Monday, December 27th, 2010

So good to be back in Berlin, a place that respects hacker culture. Tickets are sold out here for this year’s Chaos Communications Congress (CCC), the annual hacker gathering where Wikileaks founder Julian Assange announced the Icelandic Modern Media Initiative (Immi) last year. Launched by Birgitta Jonsdottir, a member of the Icelandic parliament, Immi is a collection of source-protection, freedom of information and transparency laws that would make Iceland a legal base for the coming wave of Wikileaks-like organizations. Iceland appreciates Wikileaks because it revealed the corrupt loans that destroyed the country’s largest bank, an act of vast corruption that strapped Iceland with $128 billion in debt - about $400,000 per capita.

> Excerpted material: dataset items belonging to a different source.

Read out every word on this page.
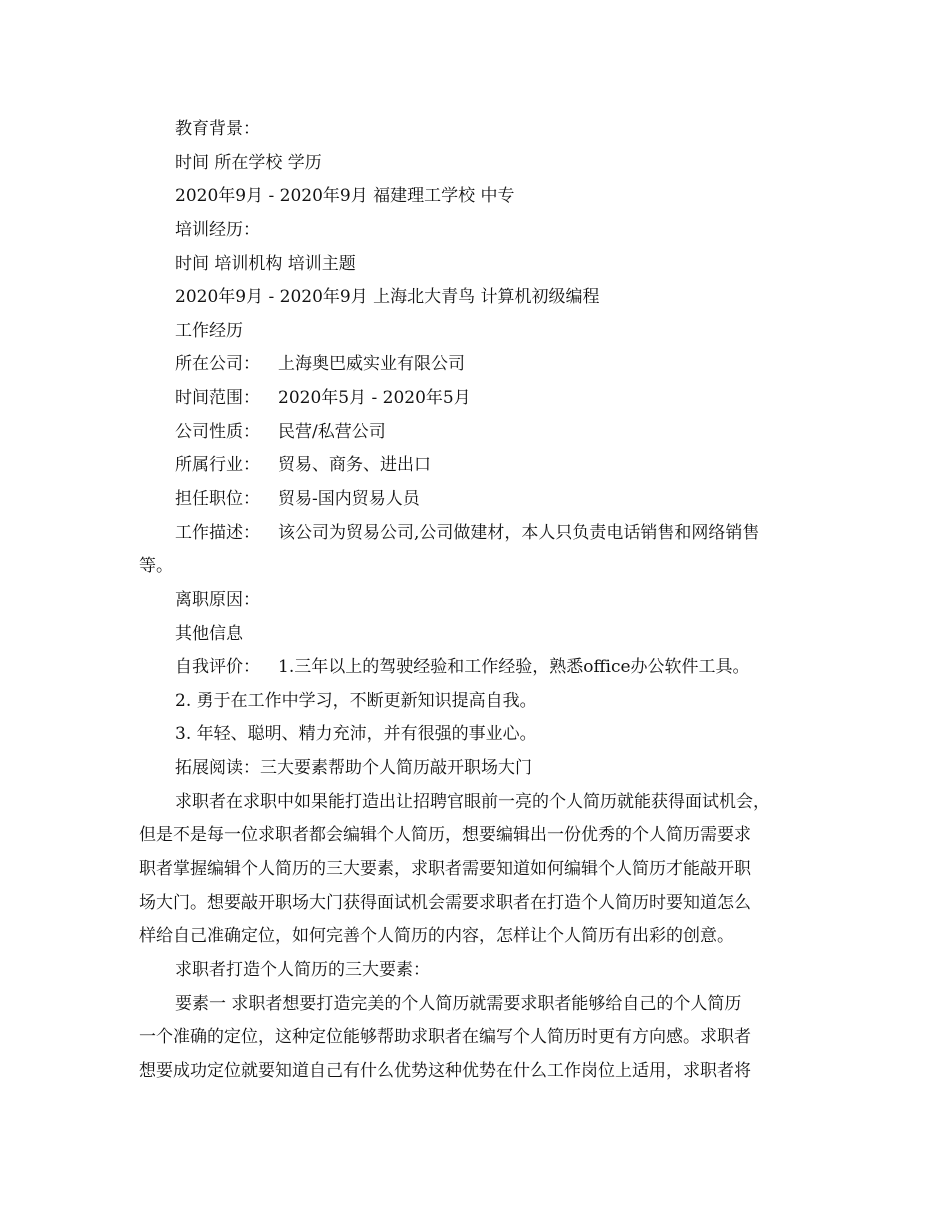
教育背景：
时间 所在学校 学历
2020年9月 - 2020年9月 福建理工学校 中专
培训经历：
时间 培训机构 培训主题
2020年9月 - 2020年9月 上海北大青鸟 计算机初级编程
工作经历
所在公司： 上海奥巴威实业有限公司
时间范围： 2020年5月 - 2020年5月
公司性质： 民营/私营公司
所属行业： 贸易、商务、进出口
担任职位： 贸易-国内贸易人员
工作描述： 该公司为贸易公司,公司做建材，本人只负责电话销售和网络销售
等。
离职原因：
其他信息
自我评价： 1.三年以上的驾驶经验和工作经验，熟悉office办公软件工具。
2. 勇于在工作中学习，不断更新知识提高自我。
3. 年轻、聪明、精力充沛，并有很强的事业心。
拓展阅读：三大要素帮助个人简历敲开职场大门
求职者在求职中如果能打造出让招聘官眼前一亮的个人简历就能获得面试机会，
但是不是每一位求职者都会编辑个人简历，想要编辑出一份优秀的个人简历需要求
职者掌握编辑个人简历的三大要素，求职者需要知道如何编辑个人简历才能敲开职
场大门。想要敲开职场大门获得面试机会需要求职者在打造个人简历时要知道怎么
样给自己准确定位，如何完善个人简历的内容，怎样让个人简历有出彩的创意。
求职者打造个人简历的三大要素：
要素一 求职者想要打造完美的个人简历就需要求职者能够给自己的个人简历
一个准确的定位，这种定位能够帮助求职者在编写个人简历时更有方向感。求职者
想要成功定位就要知道自己有什么优势这种优势在什么工作岗位上适用，求职者将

The opening speaker at the CCC this morning was Rop Gonggrijp, who helped to write Immi and played a central role this year in uncovering flawed electronic voting machines in India and Brazil. Gonggrijp reminded CCC attendees that they’re a community that supports free speech. He condemned efforts by Anonymous to attack Paypal and other sites that cut off Wikileaks. “Yes we could do damage to Paypal,” said Gonggrijp, “but we understand that no good comes of that.” Gonggrijp noted that that the CCC motto is “we come in peace,” and that during a time of financial crisis when politicians were “quietly pocketing the silverware and making their way to the lifeboats,” there is increasing need for people who know how to reverse engineer and reengineer and do more with less.

Gonggrijp still he stands behind his 2005 CCC pronouncement that the war for privacy has been lost, an position which he says was spawned in the grump of a midlife crisis. I don’t agree with Gonggrijp that this battle is over. But I do share his following observation that due to mass use of antidepressants, we are below the threshold on smart, resourceful, unhappy people that harness their dissatisfaction to push for reforms that are painful or costly, but healthy in the long run. While no one should deny pharmaceuticals to people who suffer, Gonggrijp observes that unhappiness has become socially unacceptable at just the time when we need a bit more righteous anger.

Here in Berlin this evening, there’s no lack of focused, purposeful response to a world in need of more transparency. A hacker sitting nearby just handed me a map of a tag cloud that lets you search the Wikileaks cables by geographic location. Next she’s working on a searchable database of critical and creative responses to the cables. “If someone wants to create epic poetry or science fiction from this data, we should know,” she said. “This is a first Amendment test, I want to see what people actually do next.”

USB storage can never be securely erased

Saturday, December 25th, 2010

USB devices that implement the Mass Storage command set don’t provide a standard way to securely erase the contents of the storage. People often want to do this, for example before giving the storage device to someone else (without compromising your personal or business records that used to be on it), or before crossing an international border where normal legal protections against intrusive searches or “fishing expeditions” do not apply.

The lack of a standard command for this prevents USB-attached disk drives from being erased using the ATA Secure Erase command. (Sometimes you can open the plastic, extract the SATA drive from inside the USB disk drive case, attach that drive to a computer via SATA, and then erase it securely, but this is painful). It also means that there’s no reliable way to remove information from a USB flash memory stick, which is more serious.

If you merely delete a file from such a memory stick, its contents probably still exist in the flash chips, and it can be read out by anyone who pops open the plastic and connects to the flash chip itself. An upcoming paper from the USENIX FAST conference details how 14 different conventional attempts to securely erase a file all failed to erase the contents of the file from a variety of USB memory sticks. (See the slides.)

Clearly this oversight in the USB Storage command set should be remedied. Who knows somebody who’s on the relevant standards committee?